Modestia significa poner nuestros recursos materiales y simbólicos al servicio de intereses políticos y económicos acotados y concretos. Si, por ejemplo, el primer mandatario es invitado a foros de alto nivel, es un error usar esas tribunas para bregar por una refundación del orden global o para aleccionar a las audiencias. Es un mal uso de recursos de poder escasos, que podrían destinarse a detallar una estrategia de desarrollo y mostrarse como socio confiable en ciertos temas de relevancia global. La defensa de la democracia en la región es otro ejemplo. Argentina debe ejercer posiciones unívocas en relación a la defensa de la democracia y los derechos humanos en la región, reconociendo ambos como parte constitutiva de nuestra agenda de prosperidad y desarrollo. 

Coherencia significa correspondencia entre medios y fines. Una política exterior contradictoria y desacoplada del valor fundamental del crecimiento y el bienestar de los ciudadanos es un lastre. Coherencia es también sinergia entre diplomacia presidencial y política exterior propiamente dicha. Hacer control de daños no es un buen uso de recursos diplomáticos escasos, además de que desgasta el instrumento y genera pérdida de credibilidad internacional.  

Pragmatismo es aprovechar las oportunidades. Es un mundo más complejo, pero no necesariamente una amenaza para el desarrollo del país. De hecho, Argentina ha generado interés como potencial proveedor confiable de alimentos y energía, que dependerá de nosotros aprovechar. Una política exterior para el desarrollo debería poner el foco en promover nuestros motores de crecimiento y en impulsar una agenda agresiva de negociaciones económicas internacionales que mire hacia los países con los que tenemos una obvia complementariedad (especialmente Asia, pero también Africa del Norte y Medio Oriente). También debería preocuparse por mantener una relación cercana y funcional con Brasil y el resto de los países de la región, que contribuya a la promoción de agendas de interés mutuo (producción eficiente y sostenible de proteínas, energías renovables, gas como energía de transición, entre otras). Ser pragmático también implica trabajar con Estados Unidos (y en general, con occidente) en una agenda de desarrollo para la región que incluya pero no se limite a la cooperación en materia de seguridad y defensa. 

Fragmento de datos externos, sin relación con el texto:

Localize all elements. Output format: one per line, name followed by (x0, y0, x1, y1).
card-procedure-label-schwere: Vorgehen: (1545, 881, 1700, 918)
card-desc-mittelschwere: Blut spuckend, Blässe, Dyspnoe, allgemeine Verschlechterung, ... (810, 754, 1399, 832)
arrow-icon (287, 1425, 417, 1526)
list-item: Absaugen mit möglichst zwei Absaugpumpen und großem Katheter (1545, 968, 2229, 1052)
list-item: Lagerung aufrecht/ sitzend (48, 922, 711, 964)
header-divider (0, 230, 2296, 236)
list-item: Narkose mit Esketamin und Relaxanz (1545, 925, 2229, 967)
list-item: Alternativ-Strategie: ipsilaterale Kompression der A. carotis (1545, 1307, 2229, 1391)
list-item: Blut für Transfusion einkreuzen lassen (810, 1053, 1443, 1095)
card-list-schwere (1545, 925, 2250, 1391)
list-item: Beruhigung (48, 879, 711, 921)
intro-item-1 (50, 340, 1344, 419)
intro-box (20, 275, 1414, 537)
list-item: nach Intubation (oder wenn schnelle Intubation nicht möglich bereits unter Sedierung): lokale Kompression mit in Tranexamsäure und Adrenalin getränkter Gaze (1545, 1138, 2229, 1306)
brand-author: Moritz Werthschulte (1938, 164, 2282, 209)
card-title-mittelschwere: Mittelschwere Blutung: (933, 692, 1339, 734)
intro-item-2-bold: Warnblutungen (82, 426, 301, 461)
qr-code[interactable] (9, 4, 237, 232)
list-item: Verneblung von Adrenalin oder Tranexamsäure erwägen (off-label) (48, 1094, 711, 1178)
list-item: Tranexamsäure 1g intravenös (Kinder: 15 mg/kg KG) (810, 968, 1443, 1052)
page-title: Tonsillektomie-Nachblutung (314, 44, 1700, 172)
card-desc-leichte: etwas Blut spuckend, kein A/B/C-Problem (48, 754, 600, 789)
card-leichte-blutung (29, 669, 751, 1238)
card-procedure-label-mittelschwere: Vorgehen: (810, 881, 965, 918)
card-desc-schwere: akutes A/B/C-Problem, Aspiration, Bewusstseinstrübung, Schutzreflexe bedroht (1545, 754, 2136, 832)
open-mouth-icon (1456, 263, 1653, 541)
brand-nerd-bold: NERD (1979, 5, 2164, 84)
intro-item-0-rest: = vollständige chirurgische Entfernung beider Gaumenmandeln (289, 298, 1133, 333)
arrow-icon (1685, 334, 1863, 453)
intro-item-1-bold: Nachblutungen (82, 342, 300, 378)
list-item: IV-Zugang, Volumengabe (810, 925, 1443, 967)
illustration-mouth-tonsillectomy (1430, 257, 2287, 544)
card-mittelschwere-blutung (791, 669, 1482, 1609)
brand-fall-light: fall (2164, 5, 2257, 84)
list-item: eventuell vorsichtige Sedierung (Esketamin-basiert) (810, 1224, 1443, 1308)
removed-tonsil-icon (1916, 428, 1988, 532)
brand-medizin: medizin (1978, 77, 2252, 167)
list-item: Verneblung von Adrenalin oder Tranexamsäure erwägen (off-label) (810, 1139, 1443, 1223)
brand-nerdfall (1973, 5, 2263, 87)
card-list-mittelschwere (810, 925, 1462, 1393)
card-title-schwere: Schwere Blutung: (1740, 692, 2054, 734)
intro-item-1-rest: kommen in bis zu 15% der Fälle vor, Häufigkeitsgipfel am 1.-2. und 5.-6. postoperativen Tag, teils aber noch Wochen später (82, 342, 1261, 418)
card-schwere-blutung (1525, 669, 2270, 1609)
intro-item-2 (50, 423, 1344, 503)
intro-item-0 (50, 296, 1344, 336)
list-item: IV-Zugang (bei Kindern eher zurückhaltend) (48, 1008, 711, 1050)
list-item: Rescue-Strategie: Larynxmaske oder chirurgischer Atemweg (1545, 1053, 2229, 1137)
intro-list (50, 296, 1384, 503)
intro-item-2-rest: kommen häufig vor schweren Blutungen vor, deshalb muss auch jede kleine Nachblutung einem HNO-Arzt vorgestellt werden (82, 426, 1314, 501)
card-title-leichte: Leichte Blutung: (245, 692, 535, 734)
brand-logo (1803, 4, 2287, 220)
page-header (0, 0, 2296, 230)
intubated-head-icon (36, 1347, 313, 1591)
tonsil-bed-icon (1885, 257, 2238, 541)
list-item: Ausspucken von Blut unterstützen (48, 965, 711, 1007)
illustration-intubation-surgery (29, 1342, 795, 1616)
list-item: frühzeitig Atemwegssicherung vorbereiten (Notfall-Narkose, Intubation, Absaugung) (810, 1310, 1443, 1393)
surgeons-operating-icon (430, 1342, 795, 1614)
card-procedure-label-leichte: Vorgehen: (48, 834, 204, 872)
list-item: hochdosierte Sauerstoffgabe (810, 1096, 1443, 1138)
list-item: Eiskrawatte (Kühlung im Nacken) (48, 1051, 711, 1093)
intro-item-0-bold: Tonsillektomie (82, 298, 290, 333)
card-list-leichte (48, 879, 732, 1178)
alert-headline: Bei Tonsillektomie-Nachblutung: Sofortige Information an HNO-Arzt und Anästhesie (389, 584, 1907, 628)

Estos principios no constituyen una receta mágica. En un mundo complejo, los trade-offs seguirán existiendo. Pero la mejor forma de gestionar las tensiones y avanzar el interés nacional no es la sobre-ideologización o su reverso, la equidistancia. Pasa más bien por asumir posturas concretas y creíbles asociadas explícitamente al imperativo categórico del desarrollo. Argentina necesita un diálogo maduro y honesto con las potencias sobre nuestros intereses y valores, reconociendo que las tensiones existirán y proponiendo soluciones que no comprometan el objetivo irrenunciable de mejorar las condiciones de vida de los argentinos. 

A inicios de los 90s, el Canciller Guido di Tella anunciaba que “…renunciamos a todas aquellas confrontaciones políticas estériles, desvinculadas de nuestros intereses materiales, que antes nos obsesionaron. El único rédito de esas confrontaciones son beneficios emocionales que halagan la vanidad de las dirigencias”. Hoy, 30 años después, el desafío de nuestra política exterior sigue siendo el mismo.